The 19 point surgical checklist was developed by the World Health Organization [WHO] and includes common sense, and inexpensive, measures like these two:

  • Prior to the patient being given anesthesia, make sure relevant anatomy is marked, and everyone knows if the patient has an allergy.
  • After surgery, check that all the needles, sponges and instruments are accounted for.
  • Before the checklist was introduced, 1.5 percent of patients in a comparison group died within 30 days of surgery at eight hospitals. Afterward, the rate dropped to 0.8 percent — a 47 percent decrease. Duh; as Homer Simpson might say! Not exactly rocket science; is it?

Skeptics Exist

However, Dr. Peter Pronovost – a Johns Hopkins University researcher in my hometown of Baltimore – led a highly influential checklist study a few years back on cutting infection rates from various intravenous tubes. He was a skeptic of this study because the researchers collected their own data and acknowledged the possibility that results were partly skewed because folks perform better when observed.
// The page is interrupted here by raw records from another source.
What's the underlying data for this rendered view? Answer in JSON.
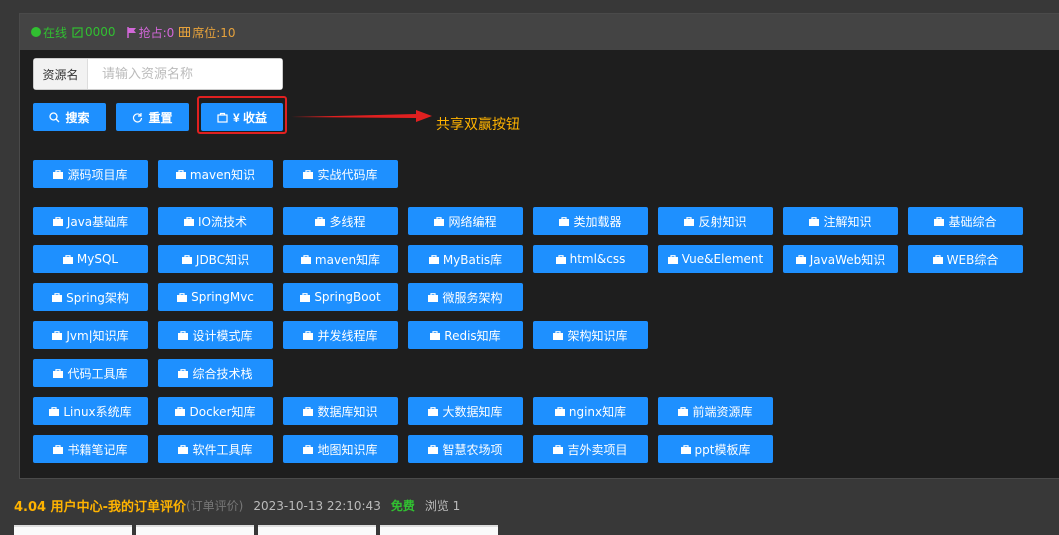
{
  "header": {
    "online": "在线",
    "count": "0000",
    "grab": "抢占:0",
    "seat": "席位:10"
  },
  "search": {
    "label": "资源名",
    "placeholder": "请输入资源名称",
    "search_label": "搜索",
    "reset_label": "重置",
    "profit_label": "¥ 收益"
  },
  "annotation": "共享双赢按钮",
  "tag_rows": [
    [
      "源码项目库",
      "maven知识",
      "实战代码库"
    ],
    [
      "Java基础库",
      "IO流技术",
      "多线程",
      "网络编程",
      "类加载器",
      "反射知识",
      "注解知识",
      "基础综合"
    ],
    [
      "MySQL",
      "JDBC知识",
      "maven知库",
      "MyBatis库",
      "html&css",
      "Vue&Element",
      "JavaWeb知识",
      "WEB综合"
    ],
    [
      "Spring架构",
      "SpringMvc",
      "SpringBoot",
      "微服务架构"
    ],
    [
      "Jvm|知识库",
      "设计模式库",
      "并发线程库",
      "Redis知库",
      "架构知识库"
    ],
    [
      "代码工具库",
      "综合技术栈"
    ],
    [
      "Linux系统库",
      "Docker知库",
      "数据库知识",
      "大数据知库",
      "nginx知库",
      "前端资源库"
    ],
    [
      "书籍笔记库",
      "软件工具库",
      "地图知识库",
      "智慧农场项",
      "吉外卖项目",
      "ppt模板库"
    ]
  ],
  "footer": {
    "title": "4.04 用户中心-我的订单评价",
    "subtitle": "(订单评价)",
    "time": "2023-10-13 22:10:43",
    "free": "免费",
    "views": "浏览 1"
  },
  "colors": {
    "accent": "#1e90ff",
    "online": "#31c031",
    "grab": "#d267d8",
    "seat": "#e6a23c",
    "annotation": "#ffb300",
    "highlight": "#e02020"
  }
}
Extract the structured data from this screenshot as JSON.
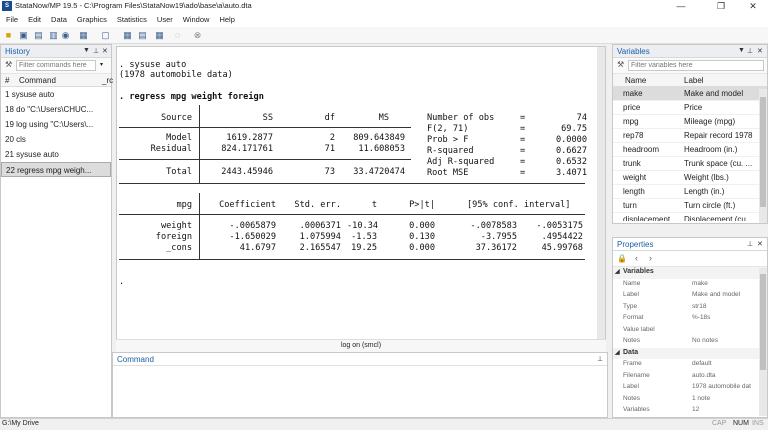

A Next-Gen Quality Proponent

I have been a fan of Atul since his medical school and surgical training days as a resident at Brigham and Women’s Hospital in Boston. I even cited him as a precocious young up-start in the preface of my book, Insurance and Risk Management Strategies for Physicians and Advisors. His own works, of course, are best-sellers: Complications: A Surgeon’s Notes on an Imperfect Science, and Better: A Surgeon’s Notes on Performance. In fact, I often posit that he is a leading example of next-gen quality gurus, following in the foot-steps of Robert Wachter MD before him, and John E. Wennberg MD, MPH of the Dartmouth Atlas, before Bob.

My Experiences

Yet, far too many medical quality issues are being blindly addressed with powerful information technology systems. But, do we really need RFID tags to ensure proper side surgery, or bar codes bracelets for newborns? For example, while a medical student from Temple University back in the late seventies, I was observing surgery during an orthopedic rotation and noted the wrong extremity had been prepped and draped, awaiting the surgeons’ incision. Luckily, my big mouth was an advantage at the time. Decades later, at birth, I helped deliver my own daughter and immediately splashed a (far-too-large) swatch of gentian-violet on her left heel as an identifier; cheap … effective … simple. It did horrify the youngish nursing staff, but not so the more mature PICU staff. These, and related issues, might be alleviated with some managerial common sense; along with a dose of mindset change.

Assessment

With the Obama administration about to spend massive amounts of money on eHRs and other sophisticated – but largely unproven and non inter-operable HIT systems – medical quality improvement measures; perhaps it’s time to take a breath, think and KISS! 

Most medical practices, clinics and hospitals ought not [should not] operate at full capacity, and maybe the best patient care is driven by demand (needs) – and not the supply driven (wants) of administrators, doctors, stockholders and private [physician owned] hospitals and/or other stakeholders. Still, financial advisors do-it, automobile mechanics do-it; so why don’t docs and hospitals do it… the checklist-thing?